Sie hat es sich aber auch verdient. Viermal im Jahr dürfen Frauen Blut spenden. Bei bisher 134 Spenden lässt es sich schnell ausrechnen, wie viele Jahre Anita Hollmig schon regelmäßig zu den Spenderterminen erscheint. „Eigentlich habe ich erst spät angefangen“, erzählt die 67-Jährige. „Zu DDR-Zeiten lief das alles übers Krankenhaus. Wir hatten im Armaturenwerk eine medizinische Station. Eine Krankenschwester hat sich damals beklagt, dass es so wenige Spender gibt. Ein Kollege hat mich dann überzeugt, mit zum Blutspenden zu gehen. Dabei hatte ich immer Angst vor Spritzen. Die waren damals noch so dick. Aber ich bin dabeigeblieben“, sagt sie.

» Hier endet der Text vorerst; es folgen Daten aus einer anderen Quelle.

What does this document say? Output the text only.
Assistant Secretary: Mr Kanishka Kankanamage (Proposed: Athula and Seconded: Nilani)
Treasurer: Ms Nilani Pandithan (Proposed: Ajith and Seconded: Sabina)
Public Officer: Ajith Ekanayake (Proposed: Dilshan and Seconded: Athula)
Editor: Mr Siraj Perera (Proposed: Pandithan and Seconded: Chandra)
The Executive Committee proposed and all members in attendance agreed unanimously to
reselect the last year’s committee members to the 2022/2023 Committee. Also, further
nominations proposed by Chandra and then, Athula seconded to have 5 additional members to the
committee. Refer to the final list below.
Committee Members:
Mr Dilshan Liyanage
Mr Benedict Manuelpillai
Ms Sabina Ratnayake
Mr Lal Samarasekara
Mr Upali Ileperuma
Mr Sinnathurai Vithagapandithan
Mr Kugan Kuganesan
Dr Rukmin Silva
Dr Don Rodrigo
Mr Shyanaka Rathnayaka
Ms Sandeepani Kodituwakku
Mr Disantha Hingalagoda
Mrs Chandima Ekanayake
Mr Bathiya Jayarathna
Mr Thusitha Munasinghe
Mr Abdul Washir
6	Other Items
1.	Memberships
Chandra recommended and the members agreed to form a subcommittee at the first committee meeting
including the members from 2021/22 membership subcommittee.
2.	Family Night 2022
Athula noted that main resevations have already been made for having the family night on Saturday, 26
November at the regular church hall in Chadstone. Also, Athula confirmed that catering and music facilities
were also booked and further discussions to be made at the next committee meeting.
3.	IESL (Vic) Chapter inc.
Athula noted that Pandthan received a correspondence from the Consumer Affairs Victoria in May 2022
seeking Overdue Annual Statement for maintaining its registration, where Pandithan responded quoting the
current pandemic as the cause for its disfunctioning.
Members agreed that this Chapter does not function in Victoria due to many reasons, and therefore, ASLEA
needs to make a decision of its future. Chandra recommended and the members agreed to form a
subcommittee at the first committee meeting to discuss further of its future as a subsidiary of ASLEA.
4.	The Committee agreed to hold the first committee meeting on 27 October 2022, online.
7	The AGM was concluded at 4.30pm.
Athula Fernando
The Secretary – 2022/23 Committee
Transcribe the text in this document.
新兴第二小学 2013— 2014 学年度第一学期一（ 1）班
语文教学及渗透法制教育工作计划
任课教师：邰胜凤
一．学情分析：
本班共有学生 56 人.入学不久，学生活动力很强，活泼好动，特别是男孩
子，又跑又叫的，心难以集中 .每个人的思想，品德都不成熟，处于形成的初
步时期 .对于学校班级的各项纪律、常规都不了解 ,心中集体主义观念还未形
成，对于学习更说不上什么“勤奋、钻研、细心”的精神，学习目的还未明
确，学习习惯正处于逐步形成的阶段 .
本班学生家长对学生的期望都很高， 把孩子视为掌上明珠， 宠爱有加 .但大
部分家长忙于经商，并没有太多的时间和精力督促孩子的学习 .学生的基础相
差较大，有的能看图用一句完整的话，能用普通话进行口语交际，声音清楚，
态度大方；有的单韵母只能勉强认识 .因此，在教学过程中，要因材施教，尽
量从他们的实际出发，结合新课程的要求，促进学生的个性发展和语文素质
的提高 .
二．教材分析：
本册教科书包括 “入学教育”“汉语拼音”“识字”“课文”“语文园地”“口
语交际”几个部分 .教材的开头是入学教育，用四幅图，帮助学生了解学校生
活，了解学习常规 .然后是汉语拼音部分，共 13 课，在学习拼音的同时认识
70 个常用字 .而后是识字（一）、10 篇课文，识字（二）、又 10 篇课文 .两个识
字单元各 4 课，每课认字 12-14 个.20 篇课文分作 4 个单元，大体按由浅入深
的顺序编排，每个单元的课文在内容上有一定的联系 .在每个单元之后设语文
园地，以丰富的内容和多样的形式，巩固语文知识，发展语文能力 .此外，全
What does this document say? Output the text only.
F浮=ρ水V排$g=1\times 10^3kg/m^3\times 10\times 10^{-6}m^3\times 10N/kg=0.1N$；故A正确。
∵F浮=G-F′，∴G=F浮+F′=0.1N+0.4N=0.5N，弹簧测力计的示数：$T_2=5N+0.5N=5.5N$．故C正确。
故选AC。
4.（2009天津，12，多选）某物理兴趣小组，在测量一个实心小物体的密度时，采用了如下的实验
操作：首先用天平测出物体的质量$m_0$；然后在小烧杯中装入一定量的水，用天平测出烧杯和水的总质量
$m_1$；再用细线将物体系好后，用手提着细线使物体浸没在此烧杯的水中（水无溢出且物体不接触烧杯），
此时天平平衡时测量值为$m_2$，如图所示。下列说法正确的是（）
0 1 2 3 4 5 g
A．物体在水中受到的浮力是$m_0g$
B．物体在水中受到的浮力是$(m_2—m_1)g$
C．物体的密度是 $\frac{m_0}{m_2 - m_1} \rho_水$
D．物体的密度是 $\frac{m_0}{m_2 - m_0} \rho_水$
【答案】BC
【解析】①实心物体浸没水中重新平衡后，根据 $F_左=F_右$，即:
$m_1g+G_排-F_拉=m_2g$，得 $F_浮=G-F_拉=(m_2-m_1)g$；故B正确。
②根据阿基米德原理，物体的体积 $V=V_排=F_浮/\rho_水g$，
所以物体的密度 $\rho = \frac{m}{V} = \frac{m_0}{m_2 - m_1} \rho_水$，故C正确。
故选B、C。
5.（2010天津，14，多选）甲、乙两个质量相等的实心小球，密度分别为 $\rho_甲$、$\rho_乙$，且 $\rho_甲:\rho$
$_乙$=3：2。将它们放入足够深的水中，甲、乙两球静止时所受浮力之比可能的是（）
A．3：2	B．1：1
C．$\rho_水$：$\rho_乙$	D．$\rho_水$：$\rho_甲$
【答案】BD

Für Anita Hollmig ist Blutspenden eine Herzenssache. „Ich mache das, um anderen zu helfen. Jeder kann durch Krankheit oder Unfall in die Situation kommen, Blut zu benötigen. Deshalb möchte ich an jeden appellieren, zum Blutspenden zu gehen“, so die Herzbergerin. Sie fürchtet, dass jetzt in den Urlaubsmonaten die Zahl der Spender wieder zurück gehen wird. Und auch die Fußballweltmeisterschaft werde so manchen lieber an den Fernseher fesseln als an die Blutspende, sagt sie.

Anita Hollmig kennt viele Spender in der Region Herzberg. Wenn es nach der Blutspende in Herzberg Schnitzel und in Falkenberg Kartoffelsalat und Bouletten gibt, oder wenn die Beutel mit Lebensmittel ausgegeben werden, dann kümmert sie sich darum. Sie sorgt im Service dafür, dass die Spender Tee, Kaffee oder Säfte erhalten. Und sie freut sich immer wieder, Bekannte zu treffen. „Herzberg ist ein großes Dorf. Ich kennen viele Leute noch aus meiner Zeit im Armaturenwerk oder aus dem Wohngebiet. Da gibt es immer viel zu erzählen“, sagt sie.

Ihr Blut möchte sie so lange spenden, wie sie darf und kann. „Frauen dürfen das bis einen Tag vor ihrem 73. Geburtstag. Da werde ich die 150. Spende doch noch schaffen. Und wenn es ein paar mehr werden, ist es sicher auch nicht schlimm“, lacht sie.